Berg’s films have always had a grain of dark humour running through them, but the surprise of the opening act of Battleship is just how light hearted the whole affair is. Not afraid to take its time in revealing its otherworldly antagonists, the film gives us a lengthy introduction to the characters and relationships at play. It’s an opening that’s cheesy as hell, much like the rest of the film, but in a time when every big franchise movie seems to be jumping on the Dark Knight bandwagon of edgy realism it makes for a frothy change of pace. Not every attempt at humour hits it’s target but Kitsch makes for a likeable leading man and there is at least some attempts made to endear the audience to characters that will soon be placed in peril.

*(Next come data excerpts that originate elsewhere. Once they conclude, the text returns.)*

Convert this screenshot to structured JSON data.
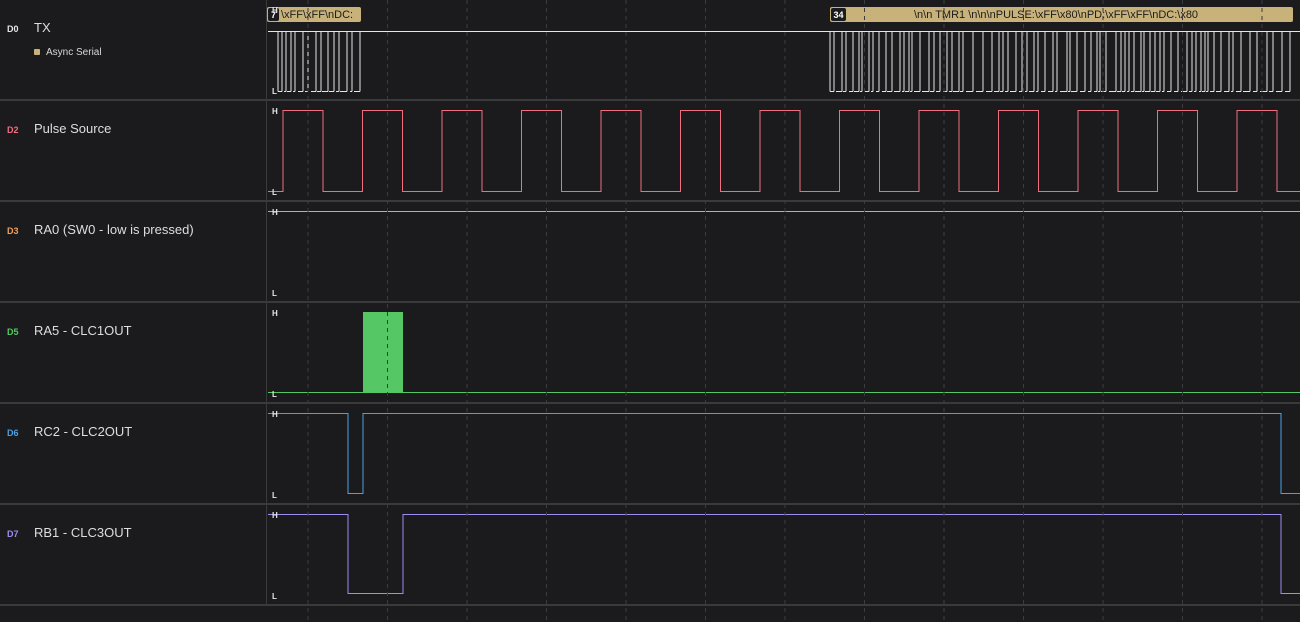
{
  "level_labels": {
    "high": "H",
    "low": "L"
  },
  "analyzer": {
    "name": "Async Serial",
    "color": "#c9b27a"
  },
  "channels": [
    {
      "id": "D0",
      "name": "TX",
      "color": "#e6e6e6",
      "has_analyzer": true
    },
    {
      "id": "D2",
      "name": "Pulse Source",
      "color": "#f06e7e"
    },
    {
      "id": "D3",
      "name": "RA0 (SW0 - low is pressed)",
      "color": "#f0a05a"
    },
    {
      "id": "D5",
      "name": "RA5 - CLC1OUT",
      "color": "#55c865"
    },
    {
      "id": "D6",
      "name": "RC2 - CLC2OUT",
      "color": "#4aa0e6"
    },
    {
      "id": "D7",
      "name": "RB1 - CLC3OUT",
      "color": "#9b8ef0"
    }
  ],
  "protocol_bubbles": [
    {
      "index": "7",
      "text": "\\xFF\\xFF\\nDC:"
    },
    {
      "index": "34",
      "text": "\\n\\n TMR1 \\n\\n\\nPULSE:\\xFF\\x80\\nPD:\\xFF\\xFF\\nDC:\\x80"
    }
  ]
}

When the action finally hits it is undeniably impressive if a little derivative of Transformers in its visuals and sound design. The visuals are given a certain amount of freshness thanks in no small part to Berg’s now-trademark style of shooting, all jittery handheld frames, quick zooms and documentary-like. It adds an urgency to the affair without resorting to the disorienting quick-cuts that many favour, an audacious one-take shot of an evacuation from a sinking ship a major highlight.
Unfortunately the film does fall foul of the style over substance hurdle that trips up so many of Battleship’s ilk. Despite the death of thousands occurring on-screen, including some characters’ loved ones, the film fails to capture any real sense of loss, the humour at times feeling at odds with the depicted events. The cast as a whole is engaging and diverse. In addition to Kitsch’s impressive turn Liam Neeson does exactly what you’d expect in a cameo of sorts and while Brooklyn Decker is obvious eye candy, she is at least eye candy that can act. The real standout here however, is pop songstress Rihanna, unexpectedly eschewing any glamorous girlfriend roles in favour of a funny, sassy debut as a tough, tomboy Naval officer.
The aforementioned cheese factor does hamper proceedings at times, a third act twist featuring Naval veterans particularly cringeworthy, and a subplot involving disabled war vets that was no doubt intended to be inspirational feels a little exploitative. But at the end of the day, if you’re paying your hard earned bucks to see a summer blockbuster based on a Hasbro board game you’re surely not going to be expecting high art. You will be expecting fast paced action, jaw dropping visuals and death-defying heroics, and in this sense Battleship succeeds with far more style and none of the racism or misogyny of Hasbro’s last attempt at toy to movie screen translation.